ScRNA-seq revealed FSP1 as a potent therapeutic target in HCC. (A) tSNE plot showed further clustering of T cells into 6 subsets. (B) Percentage change of T cell subsets revealed an increase in proliferating and exhausted CD8⁺ T cells upon iFSP1 treatment. (C) tSNE plots showed the expression level of T cell exhaustion markers. (D) tSNE plots showed the expression level of cytotoxic markers. (E) Average expression level of Cxcl9 and Cx3cl1 were induced upon iFSP1 treatment in DC and macrophage subsets. (F) Average expression level of Cd40 in DC and macrophage subsets and Pdcd1 in T cell subsets were induced upon iFSP1 treatment. (G) Left: Violin plots showed the expression level of Gpx4 and Fsp1in major immune cell populations.
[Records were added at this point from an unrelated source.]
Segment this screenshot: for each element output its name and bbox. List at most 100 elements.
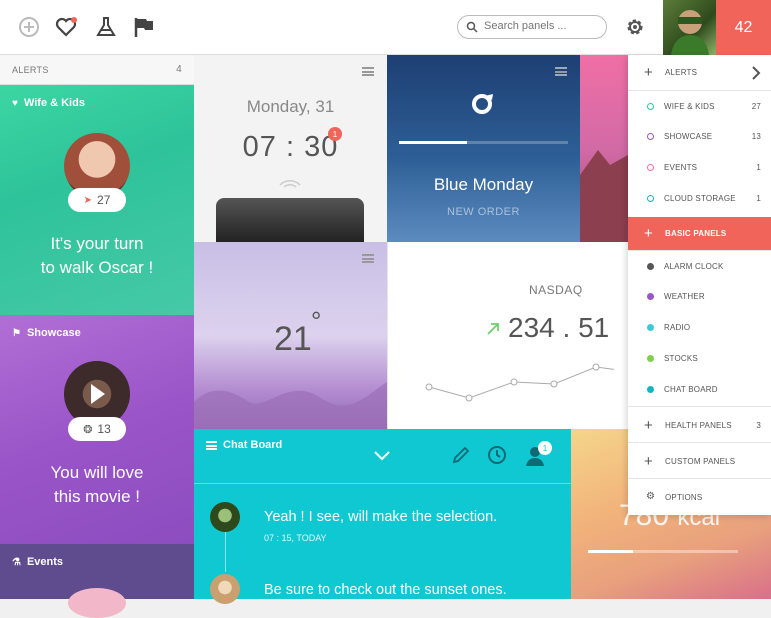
user-avatar[interactable]	[663, 0, 716, 55]
status-dot-icon	[647, 293, 654, 300]
wife-kids-card[interactable]: ♥ Wife & Kids ➤ 27 It's your turn to walk…	[0, 85, 194, 315]
chat-message: Be sure to check out the sunset ones.	[264, 582, 507, 598]
menu-item-count: 1	[756, 194, 761, 203]
pencil-icon[interactable]	[452, 446, 470, 464]
events-title: ⚗ Events	[12, 556, 64, 568]
menu-basic-panels[interactable]: + BASIC PANELS	[628, 217, 771, 250]
menu-item[interactable]: EVENTS 1	[628, 152, 771, 183]
menu-item[interactable]: RADIO	[628, 312, 771, 343]
calorie-progress-track	[588, 550, 738, 553]
menu-custom-panels[interactable]: + CUSTOM PANELS	[628, 442, 771, 478]
alerts-header[interactable]: ALERTS 4	[0, 55, 194, 85]
alarm-clock-card[interactable]: Monday, 31 07 : 30 1	[194, 55, 387, 242]
menu-icon[interactable]	[206, 441, 217, 450]
menu-item[interactable]: WIFE & KIDS 27	[628, 90, 771, 121]
wife-pill[interactable]: ➤ 27	[68, 188, 126, 212]
status-dot-icon	[647, 103, 654, 110]
status-dot-icon	[647, 263, 654, 270]
showcase-card[interactable]: ⚑ Showcase ❂ 13 You will love this movie …	[0, 315, 194, 544]
stock-sparkline	[425, 363, 614, 402]
menu-item-count: 1	[756, 163, 761, 172]
send-icon: ➤	[83, 194, 93, 206]
heart-icon: ♥	[12, 98, 18, 109]
menu-item-label: RADIO	[664, 323, 691, 332]
menu-icon[interactable]	[555, 67, 567, 76]
trend-up-icon	[487, 323, 499, 335]
film-reel-icon: ❂	[83, 423, 93, 436]
search-box[interactable]	[457, 15, 607, 39]
menu-icon[interactable]	[362, 254, 374, 263]
menu-item[interactable]: WEATHER	[628, 281, 771, 312]
showcase-pill[interactable]: ❂ 13	[68, 417, 126, 441]
chevron-right-icon[interactable]	[752, 66, 761, 80]
photo-panel	[580, 55, 628, 242]
menu-item[interactable]: STOCKS	[628, 343, 771, 374]
menu-item[interactable]: SHOWCASE 13	[628, 121, 771, 152]
menu-item[interactable]: CHAT BOARD	[628, 374, 771, 405]
menu-health-panels[interactable]: + HEALTH PANELS 3	[628, 406, 771, 442]
menu-item-count: 13	[751, 132, 761, 141]
alerts-label: ALERTS	[12, 65, 49, 75]
menu-item[interactable]: CLOUD STORAGE 1	[628, 183, 771, 214]
flask-icon[interactable]	[95, 16, 117, 38]
wife-pill-count: 27	[97, 193, 111, 207]
divider	[194, 483, 571, 484]
notification-count[interactable]: 42	[716, 0, 771, 55]
chevron-down-icon[interactable]	[374, 451, 390, 461]
alarm-device	[216, 198, 364, 242]
search-input[interactable]	[484, 20, 602, 32]
status-dot-icon	[647, 133, 654, 140]
flag-icon: ⚑	[12, 328, 21, 339]
stocks-card[interactable]: NASDAQ 234 . 51	[387, 242, 628, 429]
flag-icon[interactable]	[133, 16, 155, 38]
radio-progress-fill	[399, 141, 467, 144]
radio-progress-track[interactable]	[399, 141, 568, 144]
gear-icon[interactable]	[624, 16, 646, 38]
plus-icon: +	[644, 225, 653, 242]
calorie-progress-fill	[588, 550, 633, 553]
radio-card[interactable]: Blue Monday NEW ORDER	[387, 55, 580, 242]
song-title: Blue Monday	[433, 175, 534, 194]
plus-icon: +	[644, 417, 653, 434]
menu-alerts[interactable]: + ALERTS	[628, 57, 771, 88]
clock-badge: 1	[328, 127, 342, 141]
menu-item-label: WIFE & KIDS	[664, 102, 715, 111]
heart-icon[interactable]	[55, 16, 77, 38]
menu-item-label: STOCKS	[664, 354, 698, 363]
menu-item-label: SHOWCASE	[664, 132, 713, 141]
clouds	[194, 382, 387, 429]
menu-item-label: ALARM CLOCK	[664, 262, 724, 271]
chat-board-card[interactable]: Chat Board 1 Yeah ! I see, will make the…	[194, 429, 571, 604]
flask-icon: ⚗	[12, 557, 21, 568]
gear-icon: ⚙	[646, 491, 656, 502]
chat-avatar-1	[210, 502, 240, 532]
clock-icon[interactable]	[487, 445, 507, 465]
radio-icon	[472, 94, 493, 114]
chat-badge: 1	[538, 441, 552, 455]
status-dot-icon	[647, 324, 654, 331]
add-icon[interactable]	[18, 16, 40, 38]
status-dot-icon	[647, 355, 654, 362]
panels-menu: + ALERTS WIFE & KIDS 27 SHOWCASE 13 EVENTS 1 C…	[628, 55, 771, 515]
menu-item-label: CHAT BOARD	[664, 385, 718, 394]
showcase-title: ⚑ Showcase	[12, 327, 81, 339]
status-dot-icon	[647, 386, 654, 393]
alerts-count: 4	[176, 64, 182, 75]
events-card[interactable]: ⚗ Events	[0, 544, 194, 618]
menu-icon[interactable]	[362, 67, 374, 76]
song-artist: NEW ORDER	[447, 206, 520, 218]
menu-item-label: WEATHER	[664, 292, 705, 301]
menu-item-count: 27	[751, 102, 761, 111]
wife-message: It's your turn to walk Oscar !	[40, 234, 154, 277]
chat-avatar-2	[210, 574, 240, 604]
showcase-pill-count: 13	[97, 422, 111, 436]
weather-card[interactable]: 21 °	[194, 242, 387, 429]
status-dot-icon	[647, 164, 654, 171]
showcase-message: You will love this movie !	[50, 463, 144, 506]
clock-time: 07 : 30	[242, 131, 339, 163]
menu-options[interactable]: ⚙ OPTIONS	[628, 478, 771, 515]
chat-message: Yeah ! I see, will make the selection.	[264, 509, 498, 525]
wifi-icon	[279, 180, 301, 188]
play-icon[interactable]	[89, 383, 107, 405]
menu-item[interactable]: ALARM CLOCK	[628, 250, 771, 281]
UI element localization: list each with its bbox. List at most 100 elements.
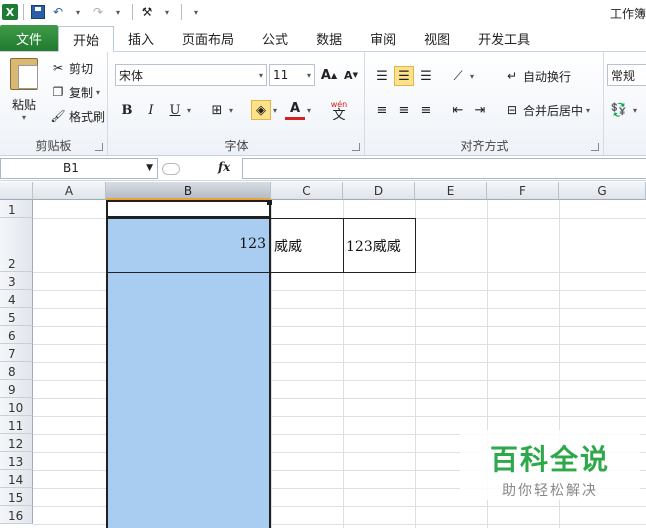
align-right-icon[interactable]: ≡: [416, 100, 436, 120]
row-header-7[interactable]: 7: [0, 344, 33, 362]
row-header-11[interactable]: 11: [0, 416, 33, 434]
tab-page-layout[interactable]: 页面布局: [168, 25, 248, 51]
accounting-dropdown-icon[interactable]: ▾: [633, 106, 637, 115]
watermark-title: 百科全说: [489, 443, 610, 476]
cell-b2[interactable]: 123: [200, 236, 266, 252]
number-format-combo[interactable]: 常规: [607, 64, 646, 86]
merge-center-button[interactable]: ⊟ 合并后居中 ▾: [504, 100, 590, 120]
row-header-8[interactable]: 8: [0, 362, 33, 380]
font-launcher-icon[interactable]: [352, 143, 360, 151]
active-cell-b1[interactable]: [106, 200, 271, 218]
orientation-dropdown-icon[interactable]: ▾: [470, 72, 474, 81]
row-header-5[interactable]: 5: [0, 308, 33, 326]
chevron-down-icon[interactable]: ▼: [146, 159, 153, 178]
redo-icon[interactable]: ↷: [89, 3, 107, 21]
row-header-16[interactable]: 16: [0, 506, 33, 524]
clipboard-icon: [10, 58, 38, 90]
row-header-1[interactable]: 1: [0, 200, 33, 218]
font-color-dropdown-icon[interactable]: ▾: [307, 106, 311, 115]
tab-data[interactable]: 数据: [302, 25, 356, 51]
row-header-10[interactable]: 10: [0, 398, 33, 416]
insert-function-icon[interactable]: fx: [218, 160, 230, 174]
save-icon[interactable]: [29, 3, 47, 21]
row-header-3[interactable]: 3: [0, 272, 33, 290]
paste-button[interactable]: 粘贴 ▾: [6, 56, 42, 126]
copy-button[interactable]: ❐ 复制 ▾: [50, 82, 100, 102]
row-header-14[interactable]: 14: [0, 470, 33, 488]
underline-button[interactable]: U: [165, 100, 185, 120]
tools-dropdown-icon[interactable]: ▾: [158, 3, 176, 21]
row-header-13[interactable]: 13: [0, 452, 33, 470]
font-name-combo[interactable]: 宋体 ▾: [115, 64, 267, 86]
merge-dropdown-icon[interactable]: ▾: [586, 106, 590, 115]
tab-insert[interactable]: 插入: [114, 25, 168, 51]
column-header-g[interactable]: G: [559, 182, 646, 200]
font-size-combo[interactable]: 11 ▾: [269, 64, 315, 86]
row-header-12[interactable]: 12: [0, 434, 33, 452]
tab-view[interactable]: 视图: [410, 25, 464, 51]
clipboard-launcher-icon[interactable]: [95, 143, 103, 151]
name-box-value: B1: [63, 161, 79, 175]
column-header-e[interactable]: E: [415, 182, 487, 200]
redo-dropdown-icon[interactable]: ▾: [109, 3, 127, 21]
row-header-6[interactable]: 6: [0, 326, 33, 344]
column-header-f[interactable]: F: [487, 182, 559, 200]
chevron-down-icon: ▾: [306, 70, 311, 80]
customize-qat-icon[interactable]: ▾: [187, 3, 205, 21]
shrink-font-icon[interactable]: A ▼: [341, 65, 361, 85]
alignment-group-label: 对齐方式: [460, 139, 509, 153]
cell-c2[interactable]: 威威: [274, 236, 302, 256]
column-header-a[interactable]: A: [33, 182, 106, 200]
format-painter-button[interactable]: 🖌 格式刷: [50, 106, 105, 126]
cell-d2[interactable]: 123威威: [346, 236, 401, 256]
select-all-corner[interactable]: [0, 182, 33, 200]
excel-logo-icon[interactable]: X: [2, 4, 18, 20]
clipboard-group: 粘贴 ▾ ✂ 剪切 ❐ 复制 ▾ 🖌 格式刷 剪贴板: [0, 52, 108, 156]
fill-handle[interactable]: [267, 200, 272, 205]
undo-dropdown-icon[interactable]: ▾: [69, 3, 87, 21]
row-header-15[interactable]: 15: [0, 488, 33, 506]
row-header-2[interactable]: 2: [0, 218, 33, 272]
align-left-icon[interactable]: ≡: [372, 100, 392, 120]
align-middle-icon[interactable]: ☰: [394, 66, 414, 86]
borders-icon[interactable]: ⊞: [207, 100, 227, 120]
row-header-4[interactable]: 4: [0, 290, 33, 308]
align-bottom-icon[interactable]: ☰: [416, 66, 436, 86]
borders-dropdown-icon[interactable]: ▾: [229, 106, 233, 115]
phonetic-guide-icon[interactable]: wén 文: [325, 96, 353, 124]
underline-dropdown-icon[interactable]: ▾: [187, 106, 191, 115]
merge-icon: ⊟: [506, 103, 518, 117]
row-header-9[interactable]: 9: [0, 380, 33, 398]
tab-file[interactable]: 文件: [0, 25, 58, 51]
align-top-icon[interactable]: ☰: [372, 66, 392, 86]
column-header-c[interactable]: C: [271, 182, 343, 200]
align-center-icon[interactable]: ≡: [394, 100, 414, 120]
font-color-icon[interactable]: A: [285, 100, 305, 120]
orientation-icon[interactable]: ⟋: [448, 66, 468, 86]
tab-developer[interactable]: 开发工具: [464, 25, 544, 51]
accounting-format-icon[interactable]: 💱: [609, 100, 629, 120]
alignment-launcher-icon[interactable]: [591, 143, 599, 151]
tab-home[interactable]: 开始: [58, 26, 115, 52]
fill-color-icon[interactable]: ◈: [251, 100, 271, 120]
fill-color-dropdown-icon[interactable]: ▾: [273, 106, 277, 115]
copy-dropdown-icon[interactable]: ▾: [96, 88, 100, 97]
column-header-b[interactable]: B: [106, 182, 271, 200]
expand-handle-icon[interactable]: [162, 163, 180, 175]
tab-review[interactable]: 审阅: [356, 25, 410, 51]
number-group: 常规 💱 ▾: [605, 52, 646, 156]
increase-indent-icon[interactable]: ⇥: [470, 100, 490, 120]
tab-formulas[interactable]: 公式: [248, 25, 302, 51]
bold-button[interactable]: B: [117, 100, 137, 120]
paste-dropdown-icon[interactable]: ▾: [22, 113, 26, 122]
formula-input[interactable]: [242, 158, 646, 179]
decrease-indent-icon[interactable]: ⇤: [448, 100, 468, 120]
wrap-text-button[interactable]: ↵ 自动换行: [504, 66, 571, 86]
column-header-d[interactable]: D: [343, 182, 415, 200]
undo-icon[interactable]: ↶: [49, 3, 67, 21]
name-box[interactable]: B1 ▼: [0, 158, 158, 179]
grow-font-icon[interactable]: A ▲: [319, 65, 339, 85]
tools-icon[interactable]: ⚒: [138, 3, 156, 21]
cut-button[interactable]: ✂ 剪切: [50, 58, 93, 78]
italic-button[interactable]: I: [141, 100, 161, 120]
Right: Violin plots showed the expression level of Slc3a2 and Slc7a11 in major immune cell populations. B: Error bars indicate 95% confidence interval. C‒G: Expression: normalized expression.

Figure 12

Combination of iFSP1 and immunotherapies prolonged HCC survival. (A‒B) Co-administrations of iFSP1 with ICIs, (A) anti-PD-1 and (B) anti-PD-L1 antibodies, respectively, synergistically prolonged the survival of tumor-bearing C57BL/6N mice (n = 10 mice per experimental group). (C) Co-administrations of iFSP1 and CD40 agonist prolonged the survival of tumor-bearing C57BL/6N mice (n = 12 mice per experimental group). (D) Schematic summary of immunomodulatory effects and treatment strategies of iFSP1. A‒C: Log-rank test.

Figure 13

Body weights of mice upon drug administration. Body weights of tumor-bearing mice co-treated with iFSP1 and anti-PD-1, anti-PD-L1, or CD40 agonist.